Biopoder é um conceito de Foucault sobre o poder que administra a vida e os corpos, mas não é o termo central criado por Mbembe para a gestão da morte.
- B)biopolítica.
Biopolítica também vem de Foucault e se refere às técnicas de controle da vida coletiva, porém não nomeia a lógica de extermínio descrita no enunciado.
- C)necropolítica.
Correta: necropolítica é o conceito de Mbembe para explicar o poder de decidir quem pode viver e quem deve morrer, especialmente em contextos de racismo e violência estatal.
- D)banalidade do mal.
Banalidade do mal é uma formulação de Hannah Arendt sobre a obediência e a normalização do mal, não o conceito usado por Mbembe.
- E)estado de exceção.
Estado de exceção é uma noção ligada principalmente a Giorgio Agamben, e não o conceito-chave criado por Mbembe para essa análise.
Gabarito: C
Achille Mbembe dialoga com Michel Foucault, mas vai além quando analisa como certos poderes não apenas administram a vida, e sim decidem quem pode morrer. Para ele, em contextos marcados por colonialismo, racismo e violência estatal, o Estado pode transformar grupos inteiros em alvos permanentes de eliminação, abandono e exposição à morte. É exatamente por isso que a ideia de guerra às drogas aparece aqui como exemplo clássico: em nome da segurança, certos corpos passam a ser tratados como descartáveis. Não se trata só de controlar a população, mas de produzir zonas de morte, exclusão e desumanização. O conceito-chave criado por Mbembe para explicar essa gestão da morte é a necropolítica.
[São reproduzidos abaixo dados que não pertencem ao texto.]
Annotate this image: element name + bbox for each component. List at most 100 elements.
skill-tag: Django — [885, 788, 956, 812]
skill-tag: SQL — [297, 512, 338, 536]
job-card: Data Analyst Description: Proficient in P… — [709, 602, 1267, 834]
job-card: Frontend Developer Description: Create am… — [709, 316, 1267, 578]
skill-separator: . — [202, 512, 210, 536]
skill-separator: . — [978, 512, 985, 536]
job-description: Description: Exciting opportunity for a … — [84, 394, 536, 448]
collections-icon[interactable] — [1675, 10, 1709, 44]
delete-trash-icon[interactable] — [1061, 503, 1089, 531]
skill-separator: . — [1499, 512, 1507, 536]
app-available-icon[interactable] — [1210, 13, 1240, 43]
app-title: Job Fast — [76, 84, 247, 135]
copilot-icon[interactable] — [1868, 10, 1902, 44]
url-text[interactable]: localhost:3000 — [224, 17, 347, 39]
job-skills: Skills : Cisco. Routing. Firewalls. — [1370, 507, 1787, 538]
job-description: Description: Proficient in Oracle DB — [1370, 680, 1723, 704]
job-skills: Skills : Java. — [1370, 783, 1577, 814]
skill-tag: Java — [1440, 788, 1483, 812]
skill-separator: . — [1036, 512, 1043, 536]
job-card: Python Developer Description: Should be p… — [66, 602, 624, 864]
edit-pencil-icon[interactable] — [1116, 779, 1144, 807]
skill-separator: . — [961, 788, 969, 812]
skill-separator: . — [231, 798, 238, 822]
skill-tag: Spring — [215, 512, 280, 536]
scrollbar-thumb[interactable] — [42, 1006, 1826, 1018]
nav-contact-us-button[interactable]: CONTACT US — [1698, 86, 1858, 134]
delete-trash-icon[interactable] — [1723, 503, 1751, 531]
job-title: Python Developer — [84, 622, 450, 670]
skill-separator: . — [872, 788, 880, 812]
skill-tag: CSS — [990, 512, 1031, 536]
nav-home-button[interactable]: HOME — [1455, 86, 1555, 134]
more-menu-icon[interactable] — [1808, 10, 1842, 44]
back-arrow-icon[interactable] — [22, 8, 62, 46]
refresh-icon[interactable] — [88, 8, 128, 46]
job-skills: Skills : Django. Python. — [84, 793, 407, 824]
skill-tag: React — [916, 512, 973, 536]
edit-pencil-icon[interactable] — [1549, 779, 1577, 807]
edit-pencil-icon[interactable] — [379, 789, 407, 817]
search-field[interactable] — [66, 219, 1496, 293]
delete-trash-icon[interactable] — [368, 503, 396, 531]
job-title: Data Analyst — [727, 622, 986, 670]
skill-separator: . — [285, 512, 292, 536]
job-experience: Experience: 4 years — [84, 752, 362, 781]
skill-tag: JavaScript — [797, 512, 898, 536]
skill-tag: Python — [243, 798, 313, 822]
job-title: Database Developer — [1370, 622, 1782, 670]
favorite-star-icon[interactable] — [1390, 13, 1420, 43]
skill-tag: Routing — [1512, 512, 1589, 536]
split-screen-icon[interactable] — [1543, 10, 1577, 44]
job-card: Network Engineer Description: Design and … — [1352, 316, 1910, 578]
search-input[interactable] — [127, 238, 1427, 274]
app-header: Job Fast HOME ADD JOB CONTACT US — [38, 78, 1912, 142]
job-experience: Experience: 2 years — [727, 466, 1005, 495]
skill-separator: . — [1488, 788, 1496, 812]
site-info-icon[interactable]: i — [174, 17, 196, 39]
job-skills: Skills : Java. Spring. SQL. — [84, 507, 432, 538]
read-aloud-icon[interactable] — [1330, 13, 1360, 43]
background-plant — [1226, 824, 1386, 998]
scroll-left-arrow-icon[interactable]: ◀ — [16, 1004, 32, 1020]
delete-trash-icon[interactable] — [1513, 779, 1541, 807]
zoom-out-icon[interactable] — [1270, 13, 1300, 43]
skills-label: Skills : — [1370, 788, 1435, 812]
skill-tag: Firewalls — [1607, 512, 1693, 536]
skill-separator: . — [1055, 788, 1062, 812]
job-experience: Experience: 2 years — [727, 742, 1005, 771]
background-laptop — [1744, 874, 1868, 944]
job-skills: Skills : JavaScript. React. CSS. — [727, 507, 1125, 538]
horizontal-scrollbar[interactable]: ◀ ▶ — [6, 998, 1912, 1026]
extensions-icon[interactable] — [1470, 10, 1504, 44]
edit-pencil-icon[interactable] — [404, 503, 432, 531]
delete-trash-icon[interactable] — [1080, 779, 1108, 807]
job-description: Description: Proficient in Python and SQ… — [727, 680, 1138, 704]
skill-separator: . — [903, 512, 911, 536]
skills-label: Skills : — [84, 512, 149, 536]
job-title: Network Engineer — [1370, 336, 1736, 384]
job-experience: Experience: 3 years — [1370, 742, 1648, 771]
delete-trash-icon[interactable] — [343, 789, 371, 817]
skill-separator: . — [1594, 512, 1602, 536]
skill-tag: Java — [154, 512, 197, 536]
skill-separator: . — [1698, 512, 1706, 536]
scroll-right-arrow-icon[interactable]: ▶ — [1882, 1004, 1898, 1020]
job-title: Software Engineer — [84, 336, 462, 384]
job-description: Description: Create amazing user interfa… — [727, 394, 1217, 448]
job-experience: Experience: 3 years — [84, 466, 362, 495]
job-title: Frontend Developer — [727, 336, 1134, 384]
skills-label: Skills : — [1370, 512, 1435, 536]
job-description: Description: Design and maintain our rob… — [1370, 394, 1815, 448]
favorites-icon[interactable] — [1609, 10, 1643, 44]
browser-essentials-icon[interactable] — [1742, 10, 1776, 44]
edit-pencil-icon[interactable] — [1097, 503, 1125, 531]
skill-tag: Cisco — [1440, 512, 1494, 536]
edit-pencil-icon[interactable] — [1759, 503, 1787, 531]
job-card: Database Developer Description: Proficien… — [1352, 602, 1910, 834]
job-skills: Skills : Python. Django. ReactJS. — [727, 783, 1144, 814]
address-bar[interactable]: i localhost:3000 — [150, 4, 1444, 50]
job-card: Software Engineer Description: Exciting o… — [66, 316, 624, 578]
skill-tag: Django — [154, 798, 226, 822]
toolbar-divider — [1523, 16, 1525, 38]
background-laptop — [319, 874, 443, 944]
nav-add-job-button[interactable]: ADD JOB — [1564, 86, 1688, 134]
O foco deixa de ser apenas o governo da vida, como em biopoder ou biopolítica, e passa a ser o poder de determinar quem vive e quem morre. Em linguagem de prova: se o Estado organiza a morte como política, você deve pensar em necropolítica. Então, o gabarito C está correto porque a questão descreve justamente uma política estatal que naturaliza a violência e o extermínio de grupos vulneráveis. Mbembe usa esse conceito para analisar como o racismo e a colonialidade sustentam formas de dominação em que a morte vira instrumento de governo.